Dick Smith eyes Liberal safe seat of Mackellar again
Millionaire entrepreneur Dick Smith says he's considering launching a bid to enter federal parliament at the next election in one of the Liberal Party's safest seats as an independent.
In an exclusive interview with News Corp Australia, the buy-Australia campaigner said he had already warned Liberal MP Jason Falinski that he may run against him in the blue-ribbon Sydney seat of Mackellar, formerly held by Bronwyn Bishop.
"I am considering standing in my local seat of Mackellar at the next election," the 74-year-old said.

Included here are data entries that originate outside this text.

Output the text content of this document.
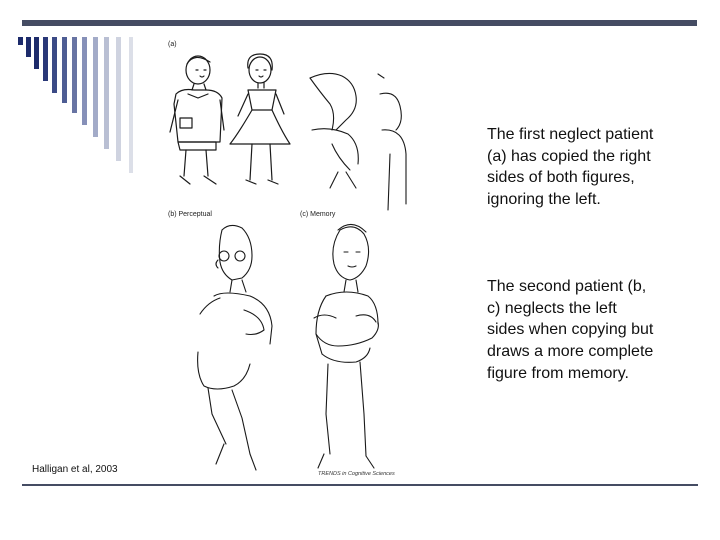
(a)
(b) Perceptual	(c) Memory
TRENDS in Cognitive Sciences
The first neglect patient (a) has copied the right sides of both figures, ignoring the left.
The second patient (b, c) neglects the left sides when copying but draws a more complete figure from memory.
Halligan et al, 2003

"I believe I am too old to be standing for parliament. We need new young people, however it looks as if the young people coming up in the major parties are just not game to show the necessary leadership that we need."

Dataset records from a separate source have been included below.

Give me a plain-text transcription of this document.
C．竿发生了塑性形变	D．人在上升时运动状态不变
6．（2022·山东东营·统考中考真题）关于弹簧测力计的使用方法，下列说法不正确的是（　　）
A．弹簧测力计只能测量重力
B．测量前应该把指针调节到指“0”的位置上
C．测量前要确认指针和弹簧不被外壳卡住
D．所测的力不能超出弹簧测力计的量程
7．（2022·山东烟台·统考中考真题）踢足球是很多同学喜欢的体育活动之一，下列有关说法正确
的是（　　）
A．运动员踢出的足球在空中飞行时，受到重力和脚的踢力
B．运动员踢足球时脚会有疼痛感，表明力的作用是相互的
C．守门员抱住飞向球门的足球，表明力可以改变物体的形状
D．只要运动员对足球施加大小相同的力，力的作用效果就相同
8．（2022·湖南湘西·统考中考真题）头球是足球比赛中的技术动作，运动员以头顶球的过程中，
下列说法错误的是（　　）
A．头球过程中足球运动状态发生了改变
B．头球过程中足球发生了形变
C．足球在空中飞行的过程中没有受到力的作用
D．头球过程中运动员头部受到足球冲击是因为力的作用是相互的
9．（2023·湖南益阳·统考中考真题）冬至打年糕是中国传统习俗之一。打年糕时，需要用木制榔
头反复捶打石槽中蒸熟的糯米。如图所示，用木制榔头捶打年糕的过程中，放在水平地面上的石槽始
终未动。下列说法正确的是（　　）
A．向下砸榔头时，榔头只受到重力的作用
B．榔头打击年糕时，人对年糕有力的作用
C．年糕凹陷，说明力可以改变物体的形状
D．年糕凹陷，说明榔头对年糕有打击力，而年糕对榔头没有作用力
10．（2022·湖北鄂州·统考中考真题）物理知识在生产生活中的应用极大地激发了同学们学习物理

Ahead of his potential bid, Smith, a former Australian of the Year, will release a video calling for a plebiscite on energy policy, where he campaigns for reliable energy and the truth to be told about the real cost of renewables.
The colourful entrepreneur was also the first to campaign on lowering the immigration rate, taking out ads in the media.
Smith had toyed with the idea of running at the last election but chose not to stand against Ms Bishop.
Despite the recent success of independent Kerryn Phelps in the safe Liberal seat of Wentworth, which had an 18 per cent margin, Smith said his chance of beating the party at the federal election was slim.
Mackellar is one of the safest Liberal seats with a 15 per cent margin.
However, a MediaReach poll ahead of the 2016 federal election claimed Smith would win the seat against Bishop in a landslide.
In the video to be released on Wednesday, Smith attacks the inability of politicians to speak frankly and honestly.
He impersonates the Prime Minister and says "It's the speech Scott Morrison wanted to give but couldn't".
"This is the lump of coal I showed in parliament a while ago," he says in the video.
"It's the reason we have had five prime ministers in the past 10 years.
"Nothing will ever be as cheap as coal. So we have a real problem and it is not going to be solved by changing prime ministers - or even political parties."
Smith proposes a plebiscite to ask the young people of Australia whether they accept the need to stop burning fossil fuels.
He would like Atlassian billionaire Mike Cannon-Brookes and conservationist Bindi Irwin to run the 'yes' case and Sky host Peta Credlin and Maurice Newman to lead the 'no' case.
"The fibs and delusions are great. For example, the Canberra government announced that their electricity will be 100 per cent renewable by 2020," he said.
"This is a lie. It could be done but the cost of storage required would make the power prohibitive."